Immaginate di vedere un film, per voi preistorico, che è la storia di due che flirtano in vacanza ma poi, siccome lei è sfigata agli occhi dei più, lui, per mantenere la reputazione, appunto, da macho, la manda a cagare fino a quando lei non si presenta con look aggressive, con tanto di siga e pantaloni di pelle, e lui cade ai suoi piedi.

Cosa potreste pensare di questo film?

“Wow, che figata! Che contenuti spaziali! Che concept innovativo e per nulla ricco di stereotipi!”?

Credo proprio di no: un adolescente del 2021 è bombardato da inni alla diversità, inclusività, parità e altri innumerevoli tà tà tà.

Se poi è un adolescente fumino e nu poco poco limitatino vedrà ovunque delle possibili minacce a quel mondo equo e patinato che gli viene promesso.

È abbastanza normale, credo.

Come è abbastanza normale condividerne il disprezzo tramite un tweet.

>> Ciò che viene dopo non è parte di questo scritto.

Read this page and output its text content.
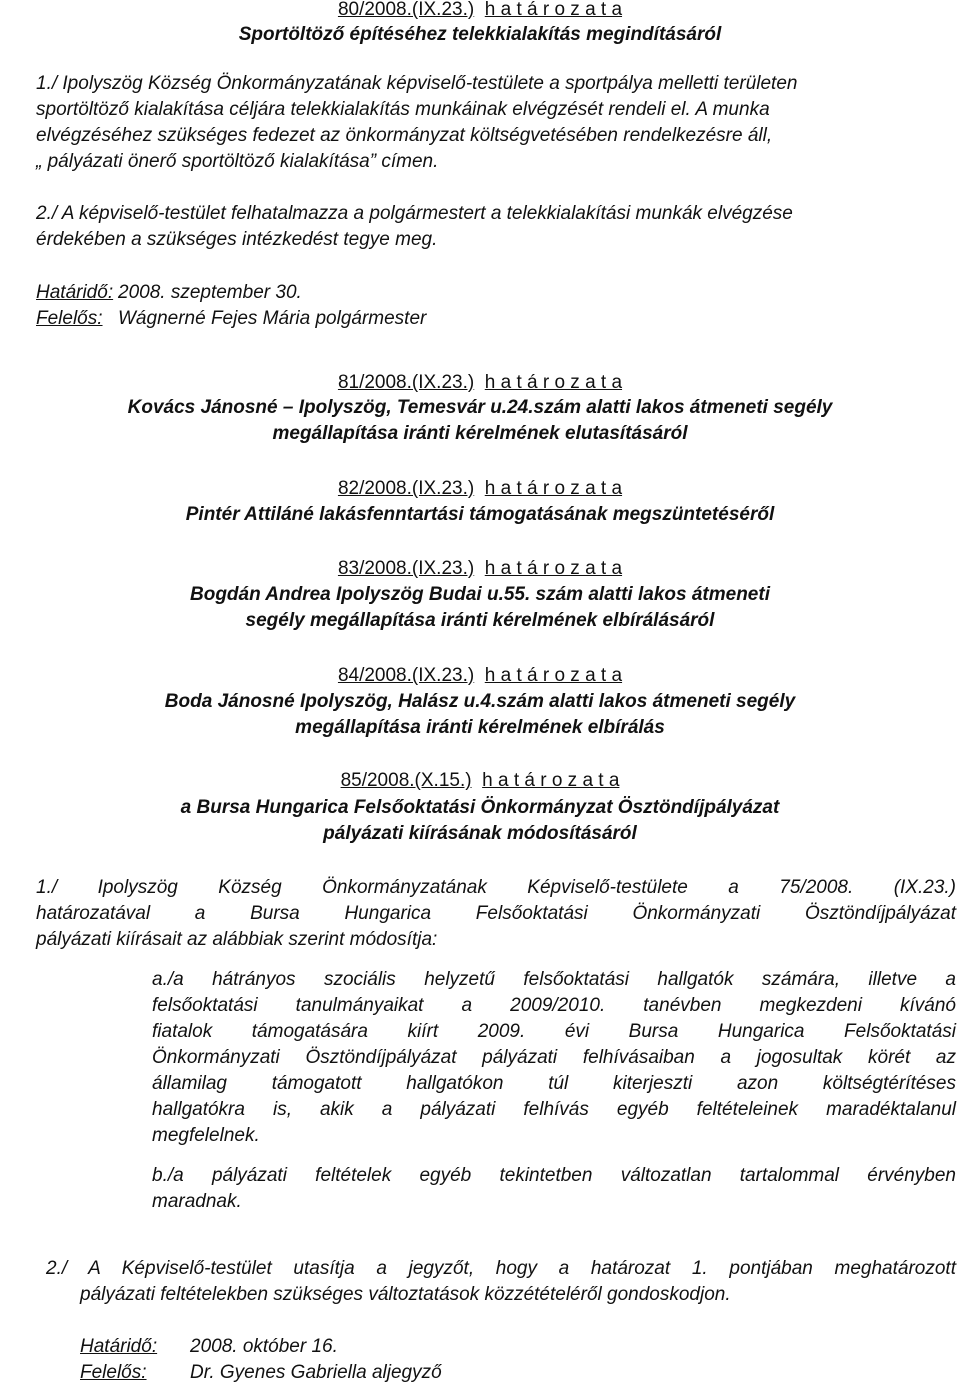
80/2008.(IX.23.) h a t á r o z a t a
Sportöltöző építéséhez telekkialakítás megindításáról
1./ Ipolyszög Község Önkormányzatának képviselő-testülete a sportpálya melletti területen
sportöltöző kialakítása céljára telekkialakítás munkáinak elvégzését rendeli el. A munka
elvégzéséhez szükséges fedezet az önkormányzat költségvetésében rendelkezésre áll,
„ pályázati önerő sportöltöző kialakítása” címen.
2./ A képviselő-testület felhatalmazza a polgármestert a telekkialakítási munkák elvégzése
érdekében a szükséges intézkedést tegye meg.
Határidő: 2008. szeptember 30.
Felelős: Wágnerné Fejes Mária polgármester
81/2008.(IX.23.) h a t á r o z a t a
Kovács Jánosné – Ipolyszög, Temesvár u.24.szám alatti lakos átmeneti segély
megállapítása iránti kérelmének elutasításáról
82/2008.(IX.23.) h a t á r o z a t a
Pintér Attiláné lakásfenntartási támogatásának megszüntetéséről
83/2008.(IX.23.) h a t á r o z a t a
Bogdán Andrea Ipolyszög Budai u.55. szám alatti lakos átmeneti
segély megállapítása iránti kérelmének elbírálásáról
84/2008.(IX.23.) h a t á r o z a t a
Boda Jánosné Ipolyszög, Halász u.4.szám alatti lakos átmeneti segély
megállapítása iránti kérelmének elbírálás
85/2008.(X.15.) h a t á r o z a t a
a Bursa Hungarica Felsőoktatási Önkormányzat Ösztöndíjpályázat
pályázati kiírásának módosításáról
1./ Ipolyszög Község Önkormányzatának Képviselő-testülete a 75/2008. (IX.23.)
határozatával a Bursa Hungarica Felsőoktatási Önkormányzati Ösztöndíjpályázat
pályázati kiírásait az alábbiak szerint módosítja:
a./a hátrányos szociális helyzetű felsőoktatási hallgatók számára, illetve a
felsőoktatási tanulmányaikat a 2009/2010. tanévben megkezdeni kívánó
fiatalok támogatására kiírt 2009. évi Bursa Hungarica Felsőoktatási
Önkormányzati Ösztöndíjpályázat pályázati felhívásaiban a jogosultak körét az
államilag támogatott hallgatókon túl kiterjeszti azon költségtérítéses
hallgatókra is, akik a pályázati felhívás egyéb feltételeinek maradéktalanul
megfelelnek.
b./a pályázati feltételek egyéb tekintetben változatlan tartalommal érvényben
maradnak.
2./ A Képviselő-testület utasítja a jegyzőt, hogy a határozat 1. pontjában meghatározott
pályázati feltételekben szükséges változtatások közzétételéről gondoskodjon.
Határidő: 2008. október 16.
Felelős: Dr. Gyenes Gabriella aljegyző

Grease, se lo depuriamo dal suo contesto storico, se ci dimentichiamo del suo valore affettivo per noi figli degli anni 80, se ci sforziamo di non imbambolarci davanti a John e a Olivia, e lo trattiamo in sé e per sé, beh, presenta esattamente ciò che il mondo attuale tenta di fugare.

Poi noi siamo in grado di dividere i piani e, soprattutto, siamo in grado di capire che il revisionismo non è la soluzione.

Un adolescente, essendo un tenero virgulto razionale, non lo è.

Infatti il problema non è lui.

Il problema è il giornalista dimmerda che ha scatenato ‘sto polverone, costruendo un articolo da poveracci e facendo di una manciata di tweet un caso mediatico che ha portato a valutare la censura di Grease, istigando i soliti fan del politically correct retroattivo.

È la macchina che non funziona, raga.

E della macchina facciamo parte anche noi che, ossessionati dagli ossessionati del perbenismo, negando chi nega, odiando qualsiasi forma di politicamente corretto, prendiamo posizioni di difesa-a-ogni-costo.

Sta sempre nel mezzo, l’equilibrio.

Lo troveremo, un po’ di equilibrio, in quello che sembra già essere il 2020 b?